Going to the source
Recently retired BUHS social studies teacher Bill Holiday has written and published a book, <i>Beyond the Classroom,</i> in which he looks at ways to use primary sources and interviews to make history come alive for students.
News

Going to the source

In his new book, a former social studies teacher looks at how to move the study of history out of the classroom and give students direct contact with the places where it was made

DUMMERSTON — For nearly 50 years, William “Bill” Holiday taught history through immersion - having students learn by reading primary sources, visiting places where some of the most important events of the 20th century took place, and talking to the people who were in the middle of it all.

The Windham Southeast School District teacher retired from classroom teaching in 2020, but is still very much an educator. His newest project is a self-published book, Beyond the Classroom, which captures his teaching methods.

The book is a combination of stories and photos of the field research Holiday and his students engaged in, along with a closing chapter he wrote to show teachers “to think beyond the daily activities within the four walls of a classroom” to give students the opportunity “to experience history firsthand rather than through textbooks.”

In today's educational environment, “there's more emphasis on using primary sources [to teach history] today than there used to be,” said Holiday. “But you're talking to a guy who hasn't used a textbook since 1973.”

Holiday is a Brattleboro native and a 1968 graduate of Brattleboro Union High School. He went to Windham College in Putney, and began his education career in the spring of 1972 as a student teacher at Guilford Central School. That fall, after graduation, he was hired by Dummerston School where he taught social studies, English, and physical education in grades 6-8. After 12 years in Dummerston, Holiday moved to BUHS to join its social studies department.

He said the textbooks he encountered when he first started teaching social studies and history were incomplete in their treatments of the subject matter. So “that put a premium on finding primary, and other sources,” he said.

“And that's what I've done,” Holiday continued. “Who better to learn history from than the people who experienced it?”

Some of the stories in the book made their first appearance over the years in the Voices section of The Commons.

In the field

The centerpiece of Holiday's approach to teaching history is what he calls “field studies.” Each year, he would meet with interested students and their parents, offer some topics, and let the students decide what they wanted to study.

The topics have ranged widely, from going to Alabama to interview the people involved in the Civil Rights Movement of the 1950s and 1960s, to going to Dallas, Texas to study the 1963 assassination of President John F. Kennedy, to going to Northern Ireland to talk with Protestant paramilitaries and loyalist Catholics about nearly three decades of civil war and unrest there.

Holiday said that of all the field studies done with his students, the trips to Alabama and Northern Ireland stood out - in particular, the interviews with the Rev. Fred Lee Shuttlesworth, one of the principal Civil Rights leaders in Alabama, and James Bevel, who Holiday called a “master strategist” who went to Birmingham with the idea of flooding the city's jails in 1963 with young people engaged in nonviolent protest in what became known as the “Children's Crusade.”
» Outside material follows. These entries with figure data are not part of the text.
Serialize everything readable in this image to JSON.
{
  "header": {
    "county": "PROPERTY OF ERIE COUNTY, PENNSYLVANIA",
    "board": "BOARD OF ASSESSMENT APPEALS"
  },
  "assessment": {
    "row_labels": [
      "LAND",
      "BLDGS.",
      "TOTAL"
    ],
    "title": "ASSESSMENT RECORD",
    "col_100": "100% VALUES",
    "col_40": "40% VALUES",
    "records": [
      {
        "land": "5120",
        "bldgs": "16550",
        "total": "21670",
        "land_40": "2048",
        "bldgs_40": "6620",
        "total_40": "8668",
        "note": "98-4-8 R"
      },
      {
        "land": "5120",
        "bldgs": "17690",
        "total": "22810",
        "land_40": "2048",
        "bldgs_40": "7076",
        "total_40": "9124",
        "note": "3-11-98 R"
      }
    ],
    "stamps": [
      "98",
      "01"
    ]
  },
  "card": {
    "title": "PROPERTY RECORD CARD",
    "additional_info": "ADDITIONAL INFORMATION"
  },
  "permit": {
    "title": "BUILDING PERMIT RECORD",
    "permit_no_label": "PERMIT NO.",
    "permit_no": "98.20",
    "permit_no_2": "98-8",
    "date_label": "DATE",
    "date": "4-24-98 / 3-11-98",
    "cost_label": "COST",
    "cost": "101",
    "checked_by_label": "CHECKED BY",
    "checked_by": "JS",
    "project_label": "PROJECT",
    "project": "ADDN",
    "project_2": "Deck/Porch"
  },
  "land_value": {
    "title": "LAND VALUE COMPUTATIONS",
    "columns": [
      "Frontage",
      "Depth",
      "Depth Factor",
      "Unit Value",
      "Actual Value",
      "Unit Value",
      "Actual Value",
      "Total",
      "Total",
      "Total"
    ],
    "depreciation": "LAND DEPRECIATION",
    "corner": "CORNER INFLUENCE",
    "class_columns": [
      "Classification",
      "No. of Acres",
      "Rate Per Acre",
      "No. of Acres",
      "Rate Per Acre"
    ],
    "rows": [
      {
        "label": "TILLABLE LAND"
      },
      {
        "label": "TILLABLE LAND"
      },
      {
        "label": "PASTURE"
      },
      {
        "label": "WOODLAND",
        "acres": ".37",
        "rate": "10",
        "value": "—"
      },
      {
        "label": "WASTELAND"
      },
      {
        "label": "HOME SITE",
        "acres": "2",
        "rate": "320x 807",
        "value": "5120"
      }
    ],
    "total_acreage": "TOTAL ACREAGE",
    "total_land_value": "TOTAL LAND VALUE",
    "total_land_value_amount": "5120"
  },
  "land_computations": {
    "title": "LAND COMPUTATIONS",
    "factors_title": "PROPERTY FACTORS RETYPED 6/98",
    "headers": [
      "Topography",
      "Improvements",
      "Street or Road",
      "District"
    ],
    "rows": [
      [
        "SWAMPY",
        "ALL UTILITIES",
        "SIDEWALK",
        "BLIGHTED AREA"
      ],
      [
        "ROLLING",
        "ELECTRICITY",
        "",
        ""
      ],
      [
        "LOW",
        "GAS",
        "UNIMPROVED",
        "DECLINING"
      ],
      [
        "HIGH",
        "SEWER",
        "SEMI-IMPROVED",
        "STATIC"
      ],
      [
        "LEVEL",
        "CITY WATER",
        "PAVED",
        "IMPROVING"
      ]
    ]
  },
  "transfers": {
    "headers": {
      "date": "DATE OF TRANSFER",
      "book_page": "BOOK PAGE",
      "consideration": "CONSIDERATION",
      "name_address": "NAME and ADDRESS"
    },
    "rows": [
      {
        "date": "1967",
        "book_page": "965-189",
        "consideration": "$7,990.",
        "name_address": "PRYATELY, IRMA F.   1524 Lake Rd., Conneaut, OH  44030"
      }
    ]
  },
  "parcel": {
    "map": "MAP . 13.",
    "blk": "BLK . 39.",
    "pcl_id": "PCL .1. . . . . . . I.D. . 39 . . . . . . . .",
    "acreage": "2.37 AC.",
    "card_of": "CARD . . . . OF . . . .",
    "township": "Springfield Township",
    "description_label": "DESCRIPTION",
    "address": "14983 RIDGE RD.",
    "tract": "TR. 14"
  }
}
“No one wanted to go to 'Bombingham,'” said Holiday, using the name many gave to the city that saw some of the worst violence directed towards Black people during the Civil Rights Movement. He said the Rev. Martin Luther King Jr. asked Bevel to go there “because he was young and bright and had a new strategy.”

Nonviolence was key to the success of the Civil Rights Movement, and Holiday said it was also adopted by those who sought a peaceful end to the fight between the majority Protestants and the minority Catholics in the 1970s and 1980s in Northern Ireland.

Teaching about the era known as “The Troubles” in Northern Ireland was a new experience for both Holiday and his BUHS students. He said he took students there in 2012, 2014, and 2016 to meet some of the principal figures on both sides of the struggle, including Martin McGuinness, the Irish Republican Army leader who later became co-prime minister after the Good Friday Agreement of 1998.

Teaching students to think on their own

Holiday was an early adopter of digital technology, starting in the late 1990s, when he began the process of converting his students to a paperless classroom. The rise of the internet brought the ability to have virtual visits with subjects who couldn't travel to Brattleboro, and expanded access to research materials.

But in the end, he said, although both students and technology may have changed, Holiday's guiding principle of education has not.

“My whole purpose in teaching social studies for 48 years was to make sure that students could think on their own,” Holiday said. “They would be exposed to as many [ideas] as varied from the left and the right as possible and decide for themselves.”

He would tell students that “at the end the course, you'll be able to make a decision - 'geez, I'm a Democrat, I'm a Republican, I'm an independent, I'm a fiscal conservative, I'm a social liberal,'” he said.

“I'm not going to make that decision for you,” Holiday would say. “That's not my job. My job is to put you in a position to make up your own mind.”